Shopping and the military
Americans have an addiction to violence and consumption, and the two are intertwined. It's the reason why football games at Thanksgiving become the occasions for revering the "warrior-priests of freedom" and advertising Black Friday deals. It's the reason that FOX can air its tremendously successful show "Glee" on one channel while, simultaneously, news pundits on another FOX channel criticize it for flaunting homosexuality and further destroying "traditional American family values." It's the reason why American "defense" contractors will pursue business in countries where American national interests may not be the first priority, but profit is. War, violence, and conflict are often predicated on a good/evil narrative which instills fear. Fear is tremendously powerful tool for control. In a media-drenched, consumer capitalist society such as ours, fear not only controls, it sells like gothcakes.

From a theological view, there are so many points of antithesis to what I've said above that it's hard to even know where to start. As it relates to fear, notice how many times Jesus tells people to "be not afraid." I've recently posted about consumerism, so I'll say no more here.As it relates to nationalism, notice how Jesus shatters Hebrew nationalism in the new covenant; Jews and Gentiles alike have a place in God's in-breaking kingdom/reign, the new creation. As it relates to violence, look at a suffering messiah, God's chosen, dying - willingly - on a cross. Through his life, death, and resurrection, Jesus Christ made a nonviolent mockery of death and coercion. It is to that standard which Christians look. (And indeed this would have all sorts of joyous implications for non-Christians as well!)
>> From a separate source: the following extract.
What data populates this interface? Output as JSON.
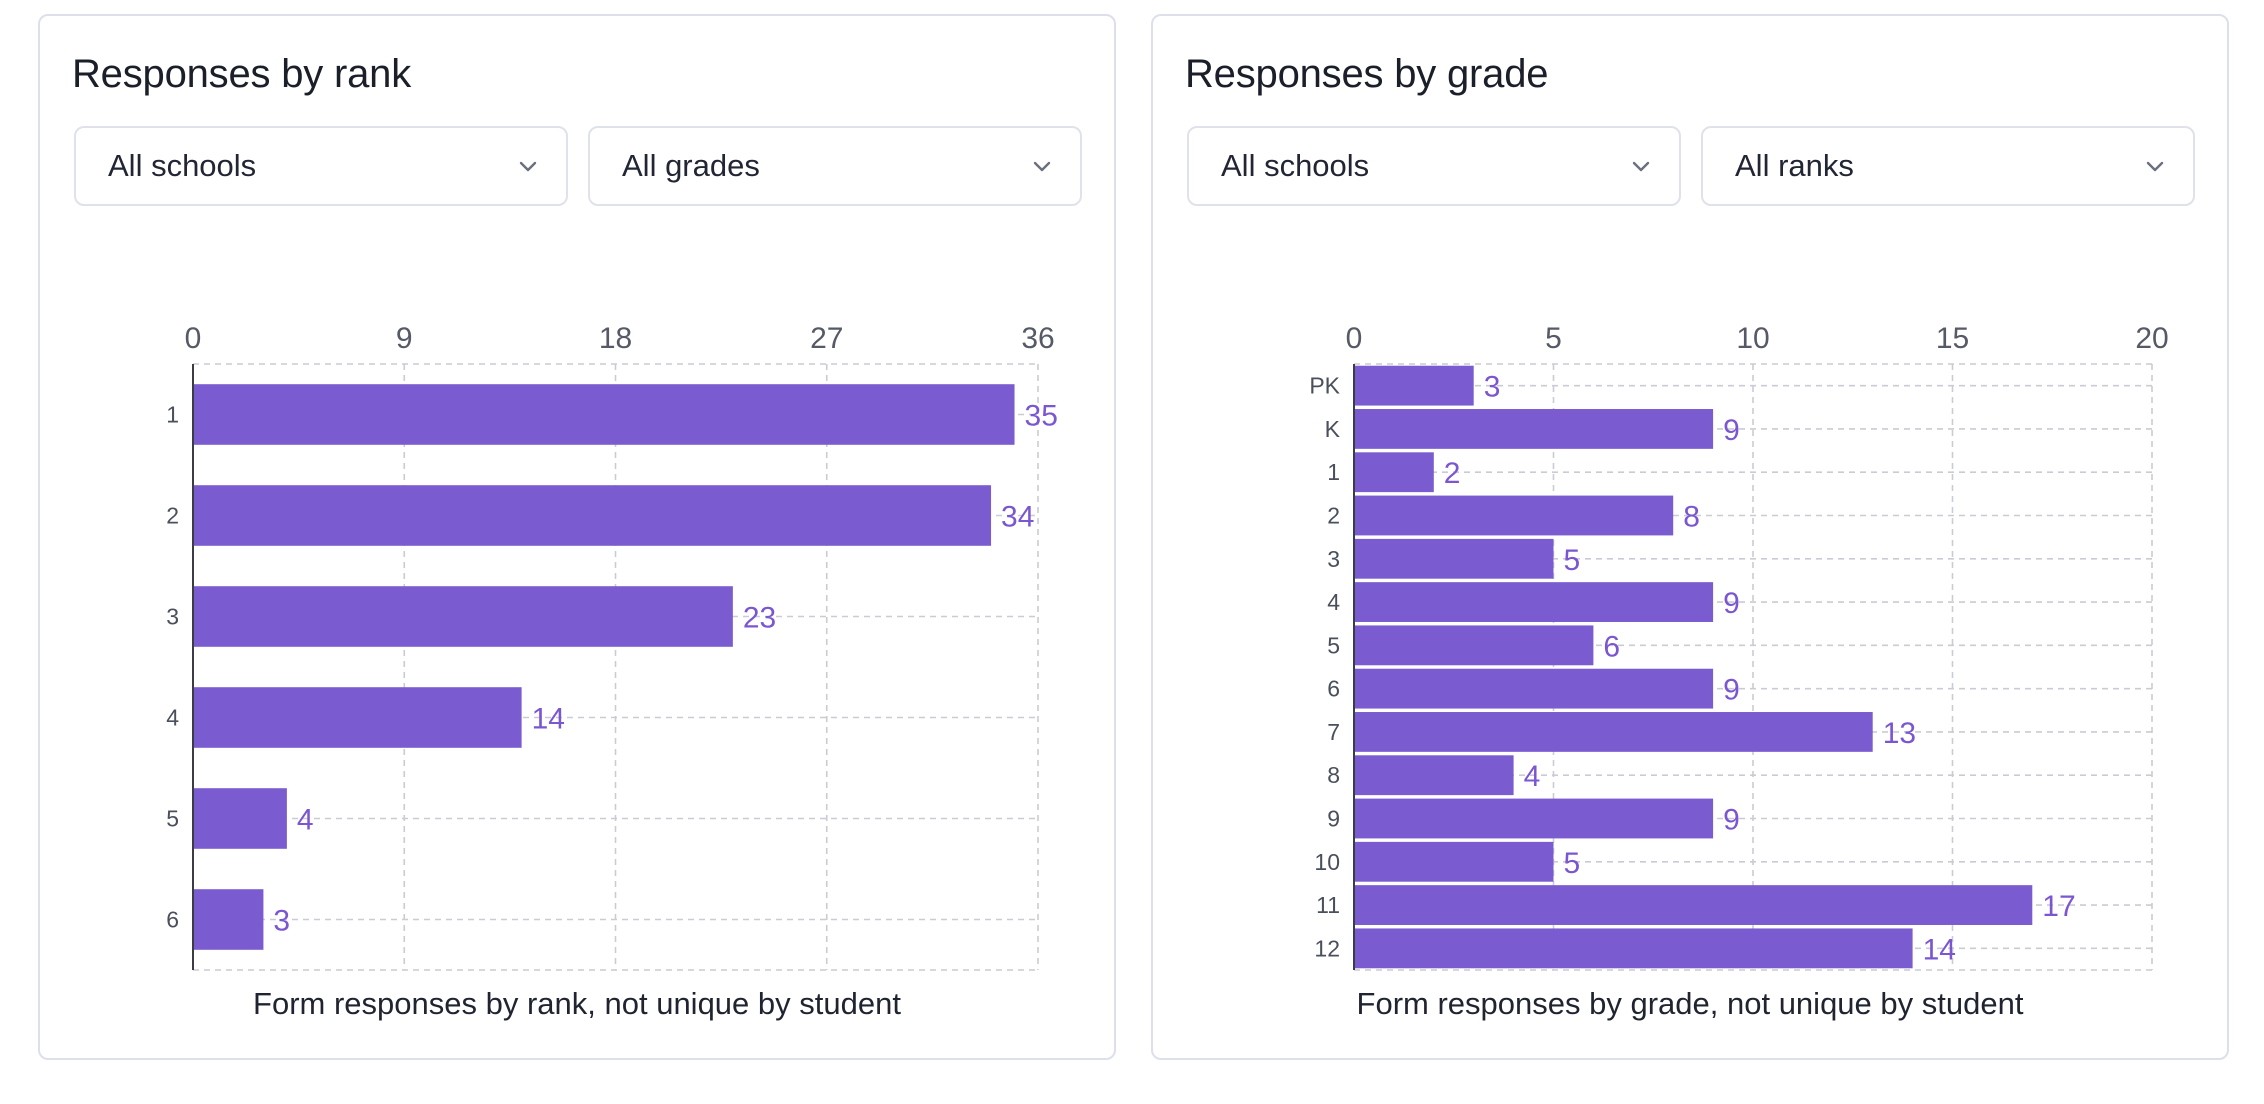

So the death of a violent man by violent means will not end the insanity of terrorism; far from it. America's story just doesn't cut it. I won't celebrate it. Rather, I will celebrate the broken body of Christ, which is for the healing and reconciliation of the world in ways that any temporal nation-state or market economy could - given a million years - neither imagine nor enact. May that story so captivate us, shape our imaginations and bodies, that we can see violence, war, death, oppression, revenge, and arrogance for what they are: a sham. And then work against them with God's Spirit as our source for true life, true means, and life's true end in the fullness of God.